Dans son Plan stratégique 2021-2024, le Conseil des EPF accorde une attention particulière aux mesures à introduire dans la numérisation pour combler le manque de spécialistes, ainsi que dans la recherche et l’enseignement. Il entend notamment mettre plus particulièrement l’accent sur la cyber-sécurité, un domaine pour lequel une filière de master commune à l’ETH Zurich et à l’EPFL a été lancée en 2019. Pour la période 20212024, les deux EPF prévoient, d’une part, de créer des chaires supplé-mentaires dédiées à l’informatique et aux sciences computationnelles et, d’autre part, d’intensifier les activités dans les champs d’investigation liés à la santé personnalisée, la science des données, l’Advanced Manufacturing ainsi que l’énergie et l’environnement en collaboration avec les quatre établissements de recherche.

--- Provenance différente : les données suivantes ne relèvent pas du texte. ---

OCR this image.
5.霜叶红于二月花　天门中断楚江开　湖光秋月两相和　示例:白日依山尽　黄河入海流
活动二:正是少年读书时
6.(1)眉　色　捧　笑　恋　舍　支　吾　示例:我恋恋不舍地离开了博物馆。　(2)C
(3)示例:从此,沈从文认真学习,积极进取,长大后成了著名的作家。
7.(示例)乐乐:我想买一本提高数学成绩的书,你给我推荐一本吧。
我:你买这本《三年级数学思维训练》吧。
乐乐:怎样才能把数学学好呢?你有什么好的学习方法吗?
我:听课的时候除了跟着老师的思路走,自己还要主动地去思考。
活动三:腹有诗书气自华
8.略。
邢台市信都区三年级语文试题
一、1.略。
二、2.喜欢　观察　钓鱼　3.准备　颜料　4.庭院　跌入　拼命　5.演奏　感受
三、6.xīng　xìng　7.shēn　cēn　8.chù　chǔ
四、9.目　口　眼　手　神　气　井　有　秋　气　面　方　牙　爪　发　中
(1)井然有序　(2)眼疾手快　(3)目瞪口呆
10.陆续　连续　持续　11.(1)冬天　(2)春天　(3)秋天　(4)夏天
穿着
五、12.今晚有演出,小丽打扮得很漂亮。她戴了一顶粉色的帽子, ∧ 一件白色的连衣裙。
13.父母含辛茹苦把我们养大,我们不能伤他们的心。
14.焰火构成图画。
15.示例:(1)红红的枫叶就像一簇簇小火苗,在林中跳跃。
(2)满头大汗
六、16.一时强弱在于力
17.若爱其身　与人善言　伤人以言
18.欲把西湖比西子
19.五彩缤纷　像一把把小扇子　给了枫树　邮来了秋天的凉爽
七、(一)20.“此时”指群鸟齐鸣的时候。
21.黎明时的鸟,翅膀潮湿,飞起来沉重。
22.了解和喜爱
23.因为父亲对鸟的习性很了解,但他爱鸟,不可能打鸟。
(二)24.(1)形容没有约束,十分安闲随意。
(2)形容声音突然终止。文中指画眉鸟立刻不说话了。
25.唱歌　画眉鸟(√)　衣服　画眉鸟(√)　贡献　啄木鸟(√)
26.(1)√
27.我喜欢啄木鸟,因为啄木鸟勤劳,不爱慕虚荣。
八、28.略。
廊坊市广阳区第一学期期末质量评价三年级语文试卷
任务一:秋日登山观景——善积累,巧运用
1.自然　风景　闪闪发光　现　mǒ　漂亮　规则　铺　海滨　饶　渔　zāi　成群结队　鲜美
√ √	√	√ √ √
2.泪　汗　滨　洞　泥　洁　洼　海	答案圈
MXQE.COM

L’objectif consistera, à l’intérieur de ces quatre grands axes stratégiques, à regrouper de façon ciblée les compétences thématiques présentes dans les six institutions du Domaine des EPF et à encourager de manière coordonnée les nouvelles initiatives des institutions.

Le Conseil des EPF s’oppose à l’initiative de limitation

Le Domaine des EPF mène une recherche de pointe, forme les experts qui font cruellement défaut sur le marché de l’emploi et travaille en étroite collaboration avec les PME, l’industrie et les services de l’admi-nistration. Pour continuer à fournir des prestations scientifiques d’une telle qualité à l’économie et à la société suisses, le Domaine des EPF doit pouvoir recruter des collaborateurs qualifiés venant de Suisse et de l’étranger. La libre circulation des personnes avec l’UE est donc pour lui absolument indispensable. Plus de la moitié des professeures et professeurs de l’ETH Zurich et de l’EPFL sont originaires de l’UE. Résilier l’accord sur la libre circulation des personnes mettrait en péril d’autres contrats issus des accords bilatéraux I, et notamment la participation de la Suisse aux programmes-cadres de recherche de l’UE. Pour la place scientifique suisse, devoir renoncer à ces collaborations et à ces échanges au plus haut niveau mondial affaiblirait sa capacité d’innovation et lui ferait perdre de son importance sur la scène internationale. Le Conseil des EPF salue par conséquent le fait que le Conseil national ait rejeté l’initiative.

Elections de renouvellement de la Commission de recours interne des EPF (CRIEPF)

Le Conseil des EPF a nommé ou reconduit dans leur fonction avec effet au 1er janvier 2020 la présidente ainsi que quatre membres de la Commission de recours interne des EPF dans le cadre des élections de renouvellement organisées tous les quatre ans. Mme Barbara Wenger Gmür, avocate, succédera au professeur Hans-Jörg Peter, qui a présidé la CRIEPF pendant huit ans. La vice-présidence à compter de 2020 est encore vacante. Le Conseil des EPF remercie le président sortant, la vice-présidente sortante ainsi que les deux membres sortants de la CRIEPF pour le grand engagement dont ils ont fait preuve ces dernières années.

La CRIEPF examine les recours déposés contre les décisions des deux EPF et des établissements de recherche concernant les rapports de travail de droit public, l’admission aux études, les résultats obtenus aux examens ou encore les promotions.